Было еще светло, когда Филипп вернулся в гостиницу маэсе Родриго, где остановился и Федерман.

– Господин капитан-генерал в своих покоях. Он только полчаса назад пришел и, конечно, еще не спит.

Дверь была приотворена. Гуттен без стука вошел в комнату и при свете ночника увидел Федермана, сидящего в изножье кровати. Ему почудилось, что он плачет.

– Что с тобою, Клаус? Отчего ты в таком унынии?

– Да так, пустое, – отвечал тот, тщетно пытаясь принять бодрый вид. – Наши хозяева братья Вельзеры отменили мое назначение.

– Что ты такое говоришь?

– То, что ты слышишь.
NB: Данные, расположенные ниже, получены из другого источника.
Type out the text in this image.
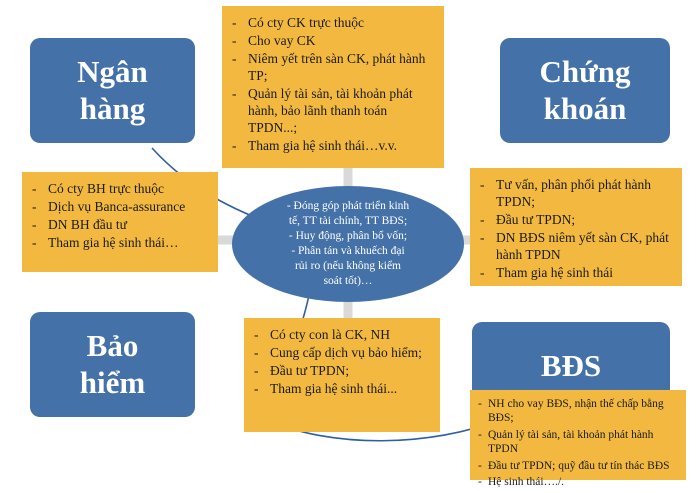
Ngân
hàng
Chứng
khoán
Bảo
hiểm	BĐS
- Có cty CK trực thuộc
- Cho vay CK
- Niêm yết trên sàn CK, phát hành TP;
- Quản lý tài sản, tài khoản phát hành, bảo lãnh thanh toán TPDN...;
- Tham gia hệ sinh thái…v.v.
- Có cty BH trực thuộc
- Dịch vụ Banca-assurance
- DN BH đầu tư
- Tham gia hệ sinh thái…
- Tư vấn, phân phối phát hành TPDN;
- Đầu tư TPDN;
- DN BĐS niêm yết sàn CK, phát hành TPDN
- Tham gia hệ sinh thái
- Có cty con là CK, NH
- Cung cấp dịch vụ bảo hiểm;
- Đầu tư TPDN;
- Tham gia hệ sinh thái...
- NH cho vay BĐS, nhận thế chấp bằng BĐS;
- Quản lý tài sản, tài khoản phát hành TPDN
- Đầu tư TPDN; quỹ đầu tư tín thác BĐS
- Hệ sinh thái…./.
- Đóng góp phát triển kinh
tế, TT tài chính, TT BĐS;
- Huy động, phân bổ vốn;
- Phân tán và khuếch đại
rủi ro (nếu không kiểm
soát tốt)…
Воспользовавшись тем, что я, как помощник Альфингера, несу ответственность за все его огрехи и промашки, они заменили меня неким Хорхе Спирой. Этот малый превосходно знает, откуда ветер дует, и шагу не ступит, не посоветовавшись сперва с Вельзерами. Ну ничего, Филипп: я все- таки остался вторым человеком в Венесуэле, а ты, стало быть, передвинулся на третье место.

Рано утром трактирщик Родриго разбудил Гуттена:

– К вашей милости прибыл монах из Германии и привез известия от епископа Морица.

– От Морица? Скажи, что я немедля спущусь к нему.

– Никуда не надо спускаться, господин Гуттен, – звучно проговорил кто-то по-немецки, и Филипп, обернувшись, увидел монаха, голову которого окутывал глухой капюшон.

Это бесцеремонное вторжение взбесило Гуттена, но незнакомец, нимало не смутясь и не спрашивая разрешения, уселся на единственный табурет.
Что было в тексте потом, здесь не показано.